Genetic screening of combined pituitary hormone (...)

J Clin Endocrinol Metab. 2006 Sep ;91(9):3329-36
Genetic screening of combined pituitary hormone deficiency : experience in 195 patients.
Reynaud R, Gueydan M, Saveanu A, Vallette-Kasic S, Enjalbert A, Brue T, Barlier A.

CONTEXT : Mutations in transcription factors result in combined pituitary hormone deficiency (CPHD). OBJECTIVE : A genetic screening strategy, based on endocrine and neuroradiological phenotype according to published knowledge, was applied to establish the prevalence of gene defects in each category of patients and provide a useful framework for clinicians to determine the genetic etiology and recurrence risks for individuals and families.

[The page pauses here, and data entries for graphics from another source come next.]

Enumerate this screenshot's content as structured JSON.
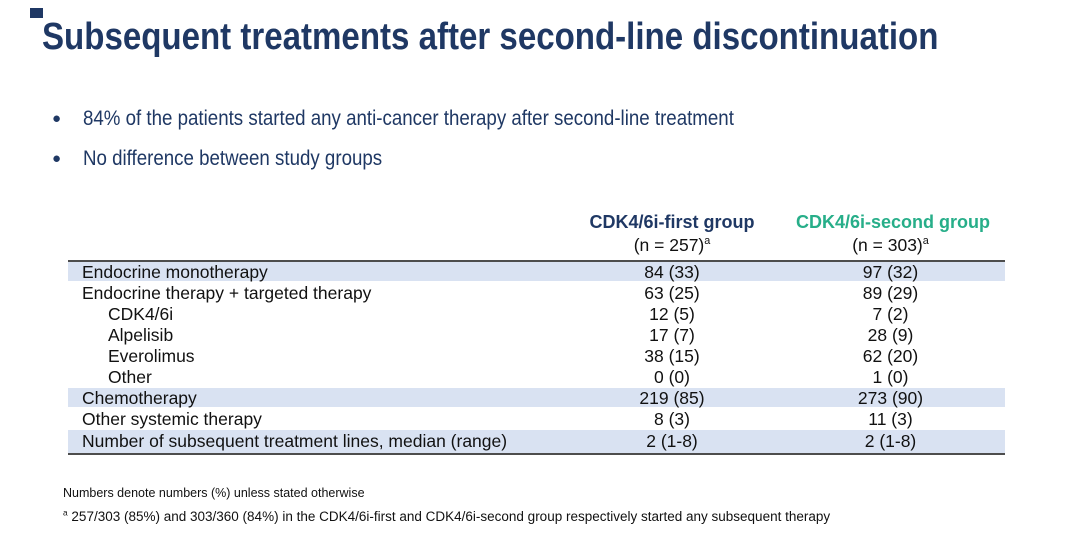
{
  "slide": {
    "title": "Subsequent treatments after second-line discontinuation",
    "bullets": [
      "84% of the patients started any anti-cancer therapy after second-line treatment",
      "No difference between study groups"
    ],
    "colors": {
      "navy": "#1F3864",
      "green": "#27AE89",
      "row_shade": "#D9E2F2",
      "table_border": "#4D4D4D"
    }
  },
  "table": {
    "columns": [
      {
        "label": "CDK4/6i-first group",
        "sublabel": "(n = 257)",
        "sup": "a"
      },
      {
        "label": "CDK4/6i-second group",
        "sublabel": "(n = 303)",
        "sup": "a"
      }
    ],
    "rows": [
      {
        "label": "Endocrine monotherapy",
        "values": [
          "84 (33)",
          "97 (32)"
        ]
      },
      {
        "label": "Endocrine therapy + targeted therapy",
        "values": [
          "63 (25)",
          "89 (29)"
        ]
      },
      {
        "label": "CDK4/6i",
        "values": [
          "12 (5)",
          "7 (2)"
        ]
      },
      {
        "label": "Alpelisib",
        "values": [
          "17 (7)",
          "28 (9)"
        ]
      },
      {
        "label": "Everolimus",
        "values": [
          "38 (15)",
          "62 (20)"
        ]
      },
      {
        "label": "Other",
        "values": [
          "0 (0)",
          "1 (0)"
        ]
      },
      {
        "label": "Chemotherapy",
        "values": [
          "219 (85)",
          "273 (90)"
        ]
      },
      {
        "label": "Other systemic therapy",
        "values": [
          "8 (3)",
          "11 (3)"
        ]
      },
      {
        "label": "Number of subsequent treatment lines, median (range)",
        "values": [
          "2 (1-8)",
          "2 (1-8)"
        ]
      }
    ]
  },
  "footnotes": {
    "general": "Numbers denote numbers (%) unless stated otherwise",
    "a_sup": "a",
    "a_text": "257/303 (85%) and 303/360 (84%) in the CDK4/6i-first and CDK4/6i-second group respectively started any subsequent therapy"
  }
}
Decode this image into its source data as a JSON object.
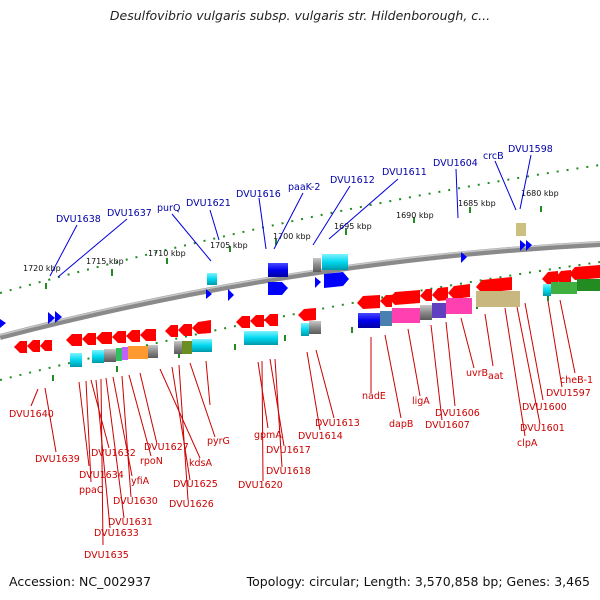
{
  "title": "Desulfovibrio vulgaris subsp. vulgaris str. Hildenborough, c...",
  "footer": {
    "accession": "Accession: NC_002937",
    "topology": "Topology: circular; Length: 3,570,858 bp; Genes: 3,465"
  },
  "colors": {
    "forward_strand_label": "#0000aa",
    "reverse_strand_label": "#cc0000",
    "forward_gene": "#0000ff",
    "reverse_gene": "#ff0000",
    "backbone": "#808080",
    "tick": "#228b22"
  },
  "scale_labels": [
    "1720 kbp",
    "1715 kbp",
    "1710 kbp",
    "1705 kbp",
    "1700 kbp",
    "1695 kbp",
    "1690 kbp",
    "1685 kbp",
    "1680 kbp"
  ],
  "top_labels": [
    "DVU1638",
    "DVU1637",
    "purQ",
    "DVU1621",
    "DVU1616",
    "paaK-2",
    "DVU1612",
    "DVU1611",
    "DVU1604",
    "crcB",
    "DVU1598"
  ],
  "bottom_labels": [
    "DVU1640",
    "DVU1639",
    "DVU1634",
    "ppaC",
    "DVU1632",
    "DVU1633",
    "DVU1635",
    "DVU1631",
    "yfiA",
    "DVU1630",
    "rpoN",
    "DVU1627",
    "kdsA",
    "DVU1625",
    "DVU1626",
    "pyrG",
    "gpmA",
    "DVU1620",
    "DVU1617",
    "DVU1618",
    "DVU1614",
    "DVU1613",
    "nadE",
    "dapB",
    "ligA",
    "DVU1607",
    "DVU1606",
    "uvrB",
    "aat",
    "clpA",
    "DVU1601",
    "DVU1600",
    "DVU1597",
    "cheB-1"
  ]
}
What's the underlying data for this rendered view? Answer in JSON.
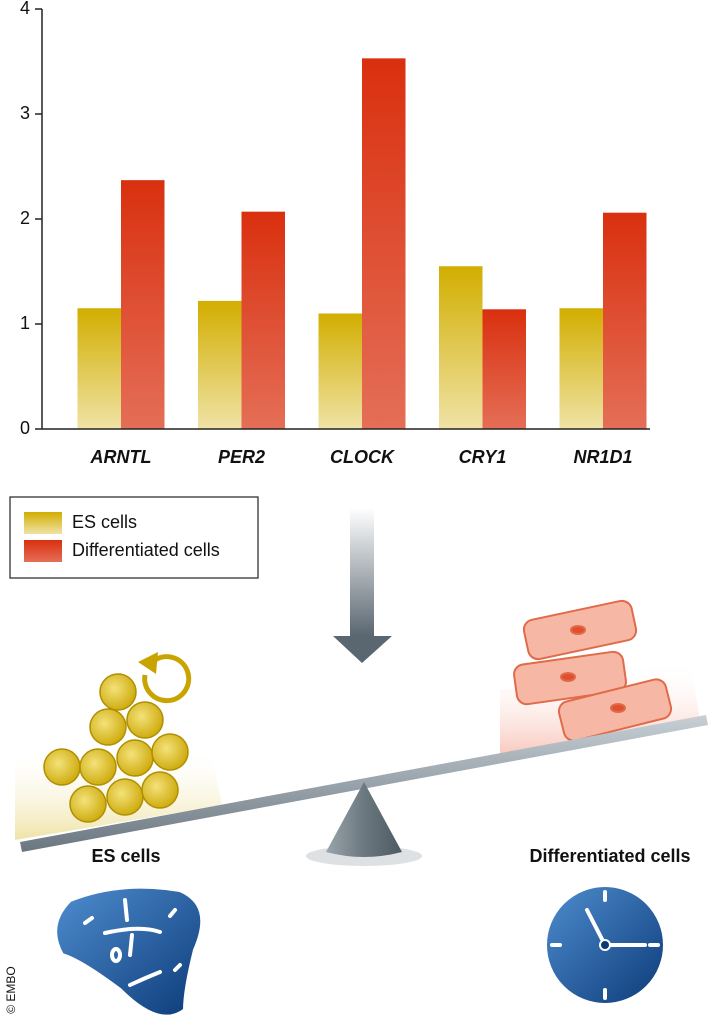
{
  "chart_data": {
    "type": "bar",
    "categories": [
      "ARNTL",
      "PER2",
      "CLOCK",
      "CRY1",
      "NR1D1"
    ],
    "series": [
      {
        "name": "ES cells",
        "color": "#d2ae00",
        "values": [
          1.15,
          1.22,
          1.1,
          1.55,
          1.15
        ]
      },
      {
        "name": "Differentiated cells",
        "color": "#d9300f",
        "values": [
          2.37,
          2.07,
          3.53,
          1.14,
          2.06
        ]
      }
    ],
    "ylim": [
      0,
      4
    ],
    "yticks": [
      0,
      1,
      2,
      3,
      4
    ]
  },
  "illustration": {
    "left_label": "ES cells",
    "right_label": "Differentiated cells",
    "copyright": "© EMBO"
  }
}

DESIGN : One hundred ninety-five CPHD patients from the international GENHYPOPIT network were studied, according to their phenotype, for POU1F1, PROP1, LHX3, LHX4, and HESX1. PATIENTS : Patients selected had two pituitary hormone deficiencies or at least one deficiency with intracerebral malformations. RESULTS : Total prevalence of mutations was 13.3 and 52.4% in 20 patients with familial CPHD history. No mutation of HESX1 was observed in 16 patients harboring septooptic dysplasia. A mutation of LHX4 gene, previously reported, was found in one familial case from 39 patients bearing pituitary stalk interruption syndrome. In 109 patients without extrapituitary abnormalities, 20 had PROP1 mutations, including eight patients with a family history of CPHD. Among 20 patients without pituitary stalk interruption syndrome, no LHX3 gene defect was found, even with a neck rotation deficit. One POU1F1 gene defect was found in one patient presenting the rare postpubertal association of thyrotroph (TSH deficiency) and somatotroph (GH deficiency) deficits. CONCLUSIONS : Mutation of PROP1 gene remains the first to be looked for, and POU1F1 mutations should be sought in GH deficiency and TSH deficiency postpubertal population without extrapituitary malformations. Identification of gene defects allows early treatment of any deficit and prevention of their potentially fatal consequences. Genotyping appears highly beneficial at an individual and familial level.